Each year, without realizing why, the looming date still fills me with a mix of anticipation and dread. It was a great experience, but one I was never tempted to repeat.

The December which followed the campaign was spent tidying up the election debris. The debris included electoral expenses returns and, appropriately enough, my own mini scandal.

Back then there was a $1000 spending limit on election campaigns. It had been in place for many years and was woefully inadequate. I didn’t have a big problem with it, we ran a very colourful, dollar shop campaign, and spent $1100. What to do? Declare it of course. If I spent that on my cut price campaign, surely the big parties spent far more.

When the returns where published, spurred by my declaration of overspending, it turns out that the two major spent; $0 and $110 in that electorate. For the most part candidates ignored the reporting requirement entirely, as no one had ever been prosecuted for that breach.

Well, it was a storm in a tea cup. During the next parliament the duly elected members miraculously agreed to abandon the pesky spending limit altogether. Why should they, after all, have to account for everything they must do to become a noble elected representative?

I note that, in the same spirit of noble endeavour, parliament is to vote to lift the ‘undisclosed’ cap on corporate donations. Well as the Classical Greeks were wont to say; ‘bad laws are made to entrap the lawmakers’. It will come to pass.

But I digress (it’s Friday), back to this December.
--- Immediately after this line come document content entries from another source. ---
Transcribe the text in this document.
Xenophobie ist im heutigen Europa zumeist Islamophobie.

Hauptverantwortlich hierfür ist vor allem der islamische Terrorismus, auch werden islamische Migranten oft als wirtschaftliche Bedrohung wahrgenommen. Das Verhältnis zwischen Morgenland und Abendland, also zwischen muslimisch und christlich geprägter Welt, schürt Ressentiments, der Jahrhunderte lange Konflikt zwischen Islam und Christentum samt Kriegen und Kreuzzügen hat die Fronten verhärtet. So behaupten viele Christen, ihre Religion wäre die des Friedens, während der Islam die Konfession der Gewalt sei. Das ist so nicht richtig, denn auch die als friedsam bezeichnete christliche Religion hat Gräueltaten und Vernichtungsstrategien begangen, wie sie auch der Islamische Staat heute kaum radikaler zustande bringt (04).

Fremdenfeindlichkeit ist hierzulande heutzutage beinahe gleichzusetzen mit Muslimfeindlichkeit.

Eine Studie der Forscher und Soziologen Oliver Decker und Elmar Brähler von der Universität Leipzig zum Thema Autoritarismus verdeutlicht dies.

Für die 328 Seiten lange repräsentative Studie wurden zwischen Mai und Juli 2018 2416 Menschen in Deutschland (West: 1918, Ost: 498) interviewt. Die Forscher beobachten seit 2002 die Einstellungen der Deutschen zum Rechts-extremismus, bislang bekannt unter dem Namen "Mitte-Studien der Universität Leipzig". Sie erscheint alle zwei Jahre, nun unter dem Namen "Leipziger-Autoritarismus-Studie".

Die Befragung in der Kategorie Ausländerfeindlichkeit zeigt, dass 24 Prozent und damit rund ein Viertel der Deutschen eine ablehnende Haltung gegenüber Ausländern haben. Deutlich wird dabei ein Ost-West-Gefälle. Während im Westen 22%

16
We are used to the media winding down this time of the year. Christmas advertising is diminished by diverting news stories, and advertising is the engine which drives the media.

But here in Canada we have an election campaign. The US and Australia are embroiled in the fallout of the Iraqi adventure. Not only that, the US lawmakers seem to be taking ‘friendly fire’ from domestic corruption on top of their adventurism.

Of course that dreaded ‘political correctness’ has a role to play in creating an ‘around the calendar’ news feast. We stopped calling it Christmas because of some misguided idea that the name suggested a religious holiday. Adopting the ‘festive season’ nomenclature has simply opened the floodgates to a further corruption of our R&R season.

It’s hardly fair, either, on those who traditionally use the media ‘silly season’ to gain their 15 minutes of fame, to have the whole year dominated by professional publicity hounds. Besides, we have become accustomed to this idle period, the eventual yearning for some real news to break the spell of nonsense. Ahhh for the good old days!

Meanwhile, I am doing follow up on a series of stories in the Melbourne Age on even more revelations of corruption in the Iraq saga. US queried over $20b war spoils. There is also the story on David Hicks, the harebrained Australian detainee at Guantanamo Bay. The only westerner left in detention and the only one totally ignored by the government of his own country. Even Hick’s American Defense Counsel thinks it somewhat odd that a country would not speak out for one of its citizens. He obviously doesn’t know Australia very well.

The Australian inquiry (whitewash) into the UNScam is about to get underway, and things are looking very interesting in Britain. No silly season here for a while.